Pemprov akan Lakukan Langkah Strategis

FOTO HLLL GUBERNUR

PALU, MERCUSUAR – Pemerintah Provinsi (Pemprov) Sulteng segera mengimplementasikan penerapan protokol kesehatan COVID–19 guna menekan angka penyebaran penularan COVID-19, dengan langkah-langkah strategis.

Hal itu dikatakan Gubernur usai Rapat Koordinasi (Rakor) pelaksanaan pemilihan kepala daerah (Pilkada) serentak tahun 2020 dipimpin Menkopolhukam, Prof Mahfud MD serta dihadiri Mendagri, Tito Karnavian dan Kepala BNPB, Doni Mornardo secara virtual di ruang video conference Kantor Gubernur, Jumat (2/10/2020).  
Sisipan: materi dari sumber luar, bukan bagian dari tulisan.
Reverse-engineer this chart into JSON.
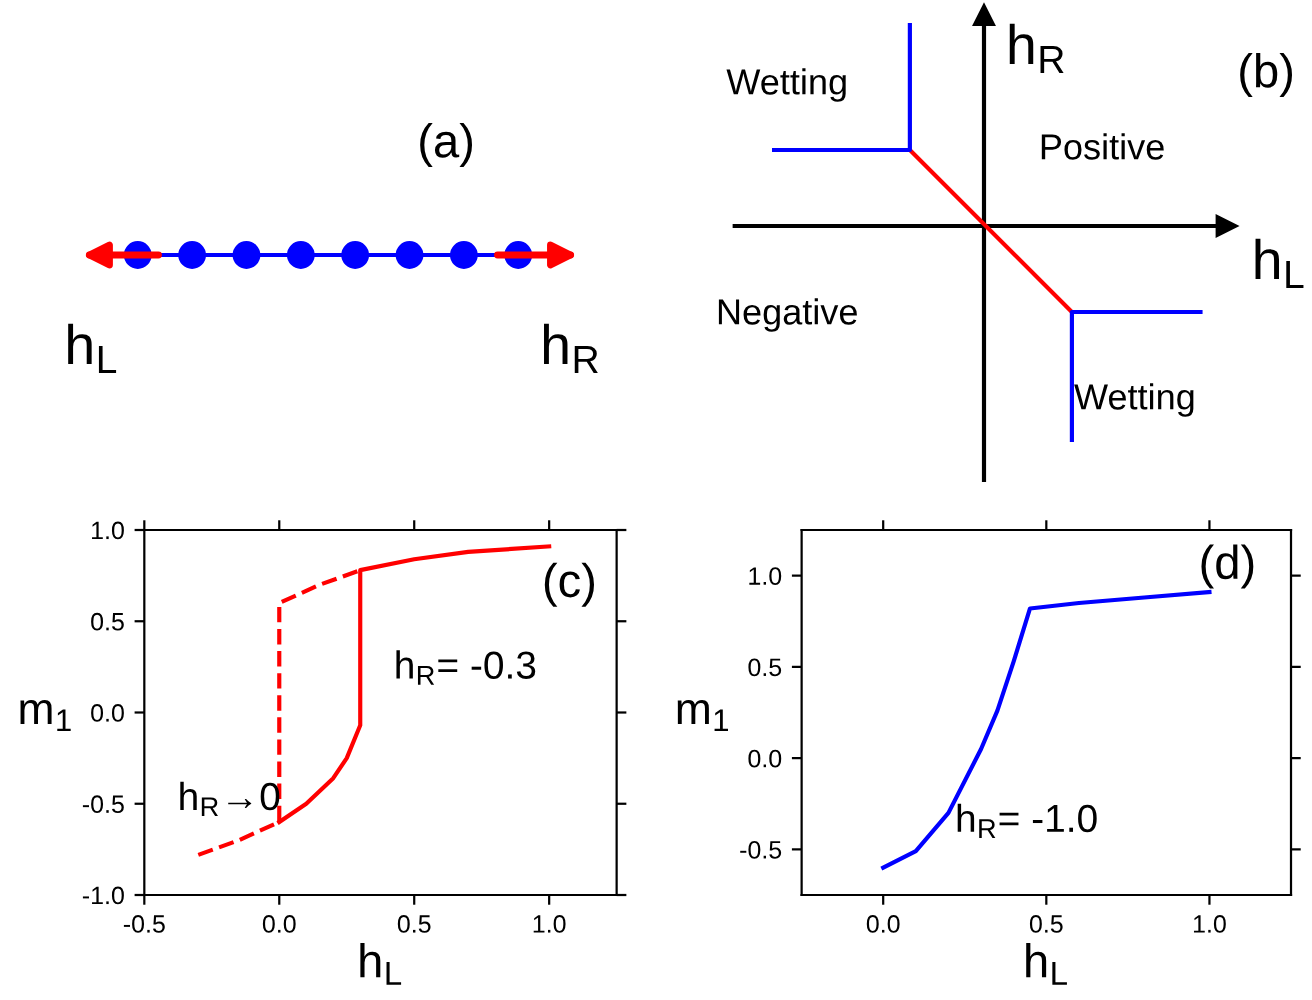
{
  "chart_data": [
    {
      "type": "other",
      "annotations": [
        "(a)",
        "h$_{L}$",
        "h$_{R}$"
      ]
    },
    {
      "type": "other",
      "annotations": [
        "Wetting",
        "Positive",
        "Negative",
        "Wetting",
        "h$_{R}$",
        "h$_{L}$",
        "(b)"
      ]
    },
    {
      "type": "line",
      "xlabel": "h$_{L}$",
      "ylabel": "m$_{1}$",
      "xlim": [
        -0.5,
        1.25
      ],
      "ylim": [
        -1.0,
        1.0
      ],
      "xticks": [
        {
          "value": -0.5,
          "label": "-0.5"
        },
        {
          "value": 0,
          "label": "0.0"
        },
        {
          "value": 0.5,
          "label": "0.5"
        },
        {
          "value": 1.0,
          "label": "1.0"
        }
      ],
      "yticks": [
        {
          "value": -1.0,
          "label": "-1.0"
        },
        {
          "value": -0.5,
          "label": "-0.5"
        },
        {
          "value": 0,
          "label": "0.0"
        },
        {
          "value": 0.5,
          "label": "0.5"
        },
        {
          "value": 1.0,
          "label": "1.0"
        }
      ],
      "grid": false,
      "legend": false,
      "series": [
        {
          "color": "#ff0000",
          "line_style": "dashed",
          "x": [
            -0.3,
            -0.15,
            0,
            0,
            0.15,
            0.3
          ],
          "values": [
            -0.78,
            -0.7,
            -0.6,
            0.6,
            0.7,
            0.78
          ]
        },
        {
          "color": "#ff0000",
          "line_style": "solid",
          "x": [
            0,
            0.1,
            0.2,
            0.25,
            0.3,
            0.3,
            0.5,
            0.7,
            1.0
          ],
          "values": [
            -0.6,
            -0.5,
            -0.36,
            -0.25,
            -0.07,
            0.78,
            0.84,
            0.88,
            0.91
          ]
        }
      ],
      "annotations": [
        "(c)",
        "h$_{R}$= -0.3",
        "h$_{R}$→0"
      ]
    },
    {
      "type": "line",
      "xlabel": "h$_{L}$",
      "ylabel": "m$_{1}$",
      "xlim": [
        -0.25,
        1.25
      ],
      "ylim": [
        -0.75,
        1.25
      ],
      "xticks": [
        {
          "value": 0,
          "label": "0.0"
        },
        {
          "value": 0.5,
          "label": "0.5"
        },
        {
          "value": 1.0,
          "label": "1.0"
        }
      ],
      "yticks": [
        {
          "value": -0.5,
          "label": "-0.5"
        },
        {
          "value": 0,
          "label": "0.0"
        },
        {
          "value": 0.5,
          "label": "0.5"
        },
        {
          "value": 1.0,
          "label": "1.0"
        }
      ],
      "grid": false,
      "legend": false,
      "series": [
        {
          "color": "#0000ff",
          "line_style": "solid",
          "x": [
            0,
            0.1,
            0.2,
            0.3,
            0.35,
            0.4,
            0.45,
            0.6,
            0.8,
            1.0
          ],
          "values": [
            -0.6,
            -0.51,
            -0.3,
            0.05,
            0.26,
            0.53,
            0.82,
            0.85,
            0.88,
            0.91
          ]
        }
      ],
      "annotations": [
        "(d)",
        "h$_{R}$= -1.0"
      ]
    }
  ]
}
“Merespon penyampaian Pemerintah Pusat, maka kami pemerintah daerah segera melakukan langkah–langkah strategis,” kata Gubernur pada rakor yang turut  didampingi Plh Sekprov, Moeliono ;Danrem 132 Tadulako, Brigjen TNI, Farid Makruf dan Wakapolda, Brigjen Pol Hary Santoso.

Hal itu, sambung Gubernur, akan dikoordinasikan dengan para Bupati dan Wali Kota se Sulteng, baik yang melaksanakan Pilkada serentak maupun yang tidak menggelar Pilkada.

TINDAK TEGAS

Dalam rakor itu, Menkopolhukam menyatakan masih ditemukan pelanggaran yang terjadi di lapangan karena tidak mengikuti protokol kesehatan COVID–19.
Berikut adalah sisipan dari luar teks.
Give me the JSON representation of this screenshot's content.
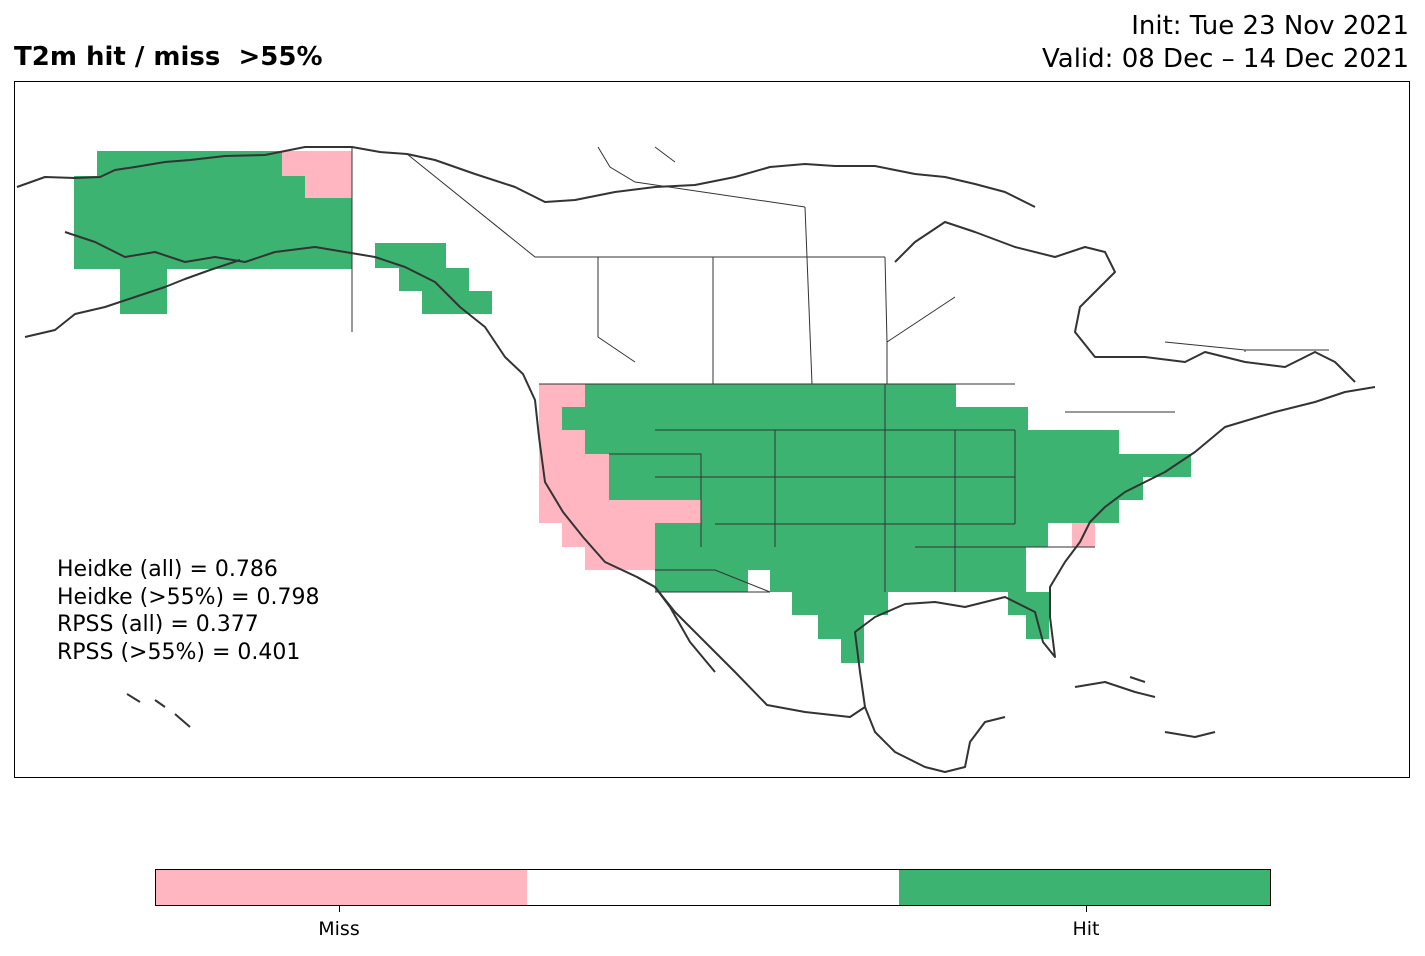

Dalam seminggu terakhir, daerah yang mengikuti Pilkada dan masuk zona merah mengalami penurunan jumlah kasus dari 45 menjadi 29. Sementara daerah yang tidak melaksanakan Pilkada  terjadi kenaikan dari 25 menjadi 33.

“Hal tersebut menunjukkan bahwa daerah yang melaksanakan Pilkada tidak menjadi pemicu terjadinya kenaikan kasus COVID-19,” ujarnya.

Olehnya itu, Ia menyampaikan perlu ada tindakan tegas tanpa pandang bulu bagi pelanggar protokol kesehatan COVID–19 guna menekan angka penularan.

94% DAERAH TELAH RAKOR

Sementara itu, Mendagri menyampaikan apresiasinya pada pemda karena 94% daerah sudah melaksanakan rakor.

Tahun 2020, katanya, sebanyak 37 kota, 224 kabupaten dan sembilan provinsi akan mengikuti Pilkada.

“Seluruh peserta pilkada pada tingkat provinsi sudah melaksanakan rakor. sementara pada tingkat kabupaten dan kota masing-masing baru melaksanakan rakor sebanyak 95 persen,” ungkapnya.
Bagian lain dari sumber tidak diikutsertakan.